The future of money is being redrawn in real time — and stablecoins are rapidly taking centre stage.
In Q1 2025, Coinbase CEO Brian Armstrong captured the zeitgeist in one punchy phrase: “Crypto is eating financial services.”
But behind the soundbite lies a deeper structural shift in how financial infrastructure is evolving, powered by stablecoins and their expanding role in global payments.
Strategic Pivot
Coinbase’s Q1 earnings update showcased this strategic pivot.
While overall revenues fell slightly, stablecoin revenues surged 32% quarter-on-quarter to $298 million, driven largely by USDC’s integration across loans, rewards and decentralised applications.
Far from being a fringe asset class, USDC’s market cap now exceeds $60 billion, a milestone underpinned by institutional adoption and its core role in Coinbase’s international trading venues.
This rising tide reflects a wider trend: crypto-native firms are now positioning themselves as the next-generation financial infrastructure providers.
Financial Infrastructure
Coinbase’s $2.9 billion acquisition of crypto derivatives exchange Deribit marks the latest in a wave of billion-dollar M&A deals in the space, signalling a rush to consolidate capabilities across custody, trading, and payment rails.
As Coinbase CFO Alesia Haas noted, the firm is now “entering a new chapter” in the US, buoyed by court victories and high-level political engagement — including a seat at the White House’s first-ever crypto summit.
But while the US moves toward regulatory clarity, the UK remains at an inflection point.
UK Market
Stablecoin usage in payment acceptance is growing, particularly among merchants looking to diversify beyond card rails and reduce settlement costs.
Providers are increasingly offering services that convert received stablecoins into fiat currency, remitting the funds to merchants at speed — mirroring the efficiency aspirations seen in Open Banking.
Yet despite market demand, the UK’s regulatory framework has lagged behind jurisdictions like the EU, where MiCAR is already being implemented.
That gap may now begin to close.
On 29 April 2025, HM Treasury published a long-awaited draft Statutory Instrument under the Financial Services and Markets Act 2000, which introduces new categories of “qualifying cryptoassets” and “qualifying stablecoins”.
These assets, which must reference fiat currencies and be backed by appropriate reserves, will soon fall within the scope of the UK’s regulated perimeter — but only in certain contexts.
The proposal defines three regulated activities for qualifying stablecoins: issuing, redeeming, and maintaining their value.
Importantly, these apply even if the firm is not based in the UK, so long as it services UK consumers.
The policy intent is clear: to establish territorial reach while preventing market abuse and enforcing disclosure requirements for cryptoasset activities.
Notably, however, HM Treasury has decided not to amend the Payment Services Regulations (PSRs) 2017 to bring stablecoins into formal payments regulation at this time.
This does not preclude their use for payments — but it means that for now, stablecoin acceptance remains outside the traditional regulatory perimeter.
The Financial Conduct Authority (FCA) is now tasked with translating the Government’s framework into detailed rules.

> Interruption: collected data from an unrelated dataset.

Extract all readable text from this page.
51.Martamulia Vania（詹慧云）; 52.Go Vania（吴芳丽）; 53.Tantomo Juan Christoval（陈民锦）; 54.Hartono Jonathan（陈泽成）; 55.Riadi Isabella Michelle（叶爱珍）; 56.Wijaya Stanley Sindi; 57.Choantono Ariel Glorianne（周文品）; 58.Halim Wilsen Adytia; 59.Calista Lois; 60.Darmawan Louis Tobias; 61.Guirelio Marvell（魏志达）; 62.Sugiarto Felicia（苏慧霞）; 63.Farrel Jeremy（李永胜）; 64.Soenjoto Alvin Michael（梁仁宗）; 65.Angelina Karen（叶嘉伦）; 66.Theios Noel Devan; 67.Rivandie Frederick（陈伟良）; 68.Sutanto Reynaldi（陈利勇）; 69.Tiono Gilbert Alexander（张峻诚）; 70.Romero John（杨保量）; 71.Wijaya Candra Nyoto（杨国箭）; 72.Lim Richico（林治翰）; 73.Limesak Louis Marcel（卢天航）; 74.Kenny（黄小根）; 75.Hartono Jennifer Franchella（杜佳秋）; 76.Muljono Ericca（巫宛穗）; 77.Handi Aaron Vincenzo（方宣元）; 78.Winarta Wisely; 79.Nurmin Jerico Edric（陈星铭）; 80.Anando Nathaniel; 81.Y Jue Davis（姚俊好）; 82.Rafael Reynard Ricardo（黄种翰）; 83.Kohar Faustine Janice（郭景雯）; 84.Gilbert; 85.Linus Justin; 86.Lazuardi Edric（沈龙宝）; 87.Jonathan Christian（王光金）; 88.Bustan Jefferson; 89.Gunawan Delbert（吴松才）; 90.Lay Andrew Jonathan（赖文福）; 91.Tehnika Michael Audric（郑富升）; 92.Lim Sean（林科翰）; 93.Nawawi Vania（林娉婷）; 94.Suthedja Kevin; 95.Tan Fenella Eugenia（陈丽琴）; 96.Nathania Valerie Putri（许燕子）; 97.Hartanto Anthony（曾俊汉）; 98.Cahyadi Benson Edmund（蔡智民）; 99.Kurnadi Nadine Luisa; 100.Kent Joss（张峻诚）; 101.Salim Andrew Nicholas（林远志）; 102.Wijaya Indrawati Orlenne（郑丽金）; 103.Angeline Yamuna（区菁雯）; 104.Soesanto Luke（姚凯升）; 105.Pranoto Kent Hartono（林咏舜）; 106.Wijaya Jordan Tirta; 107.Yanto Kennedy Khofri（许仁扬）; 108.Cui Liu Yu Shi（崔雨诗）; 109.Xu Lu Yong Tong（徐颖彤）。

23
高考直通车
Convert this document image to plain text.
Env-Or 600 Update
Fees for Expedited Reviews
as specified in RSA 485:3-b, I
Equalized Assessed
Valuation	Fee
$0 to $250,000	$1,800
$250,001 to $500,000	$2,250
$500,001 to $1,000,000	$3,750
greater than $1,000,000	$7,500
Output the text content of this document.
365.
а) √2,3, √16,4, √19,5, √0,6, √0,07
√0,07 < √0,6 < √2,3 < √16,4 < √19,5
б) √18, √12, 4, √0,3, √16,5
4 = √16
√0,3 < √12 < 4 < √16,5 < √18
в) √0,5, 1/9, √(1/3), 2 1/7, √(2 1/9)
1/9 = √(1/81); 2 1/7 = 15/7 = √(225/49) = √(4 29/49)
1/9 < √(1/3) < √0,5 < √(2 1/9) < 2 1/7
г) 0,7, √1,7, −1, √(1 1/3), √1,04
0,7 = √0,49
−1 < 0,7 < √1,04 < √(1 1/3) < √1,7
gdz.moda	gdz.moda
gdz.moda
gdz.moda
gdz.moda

On 2 May 2025, the FCA published Discussion Paper DP25/1, which evaluates how lending models involving qualifying stablecoins could reduce consumer risk by mitigating volatility and margin call exposure.
A further round of consultation papers — expected in Q2 2025 — will cover issuance, safeguarding, and prudential considerations, with final rules likely to land in 2026.
For the UK payments ecosystem, this regulatory roadmap represents both a challenge and an opportunity.
As stablecoin usage continues to mature — from cross-border settlements to on-chain consumer lending — the FCA must strike a careful balance between fostering innovation and ensuring market stability.
Ultimately, the UK’s ability to develop a credible, agile regime for stablecoins will determine whether it becomes a global hub for digital finance or cedes ground to faster-moving jurisdictions.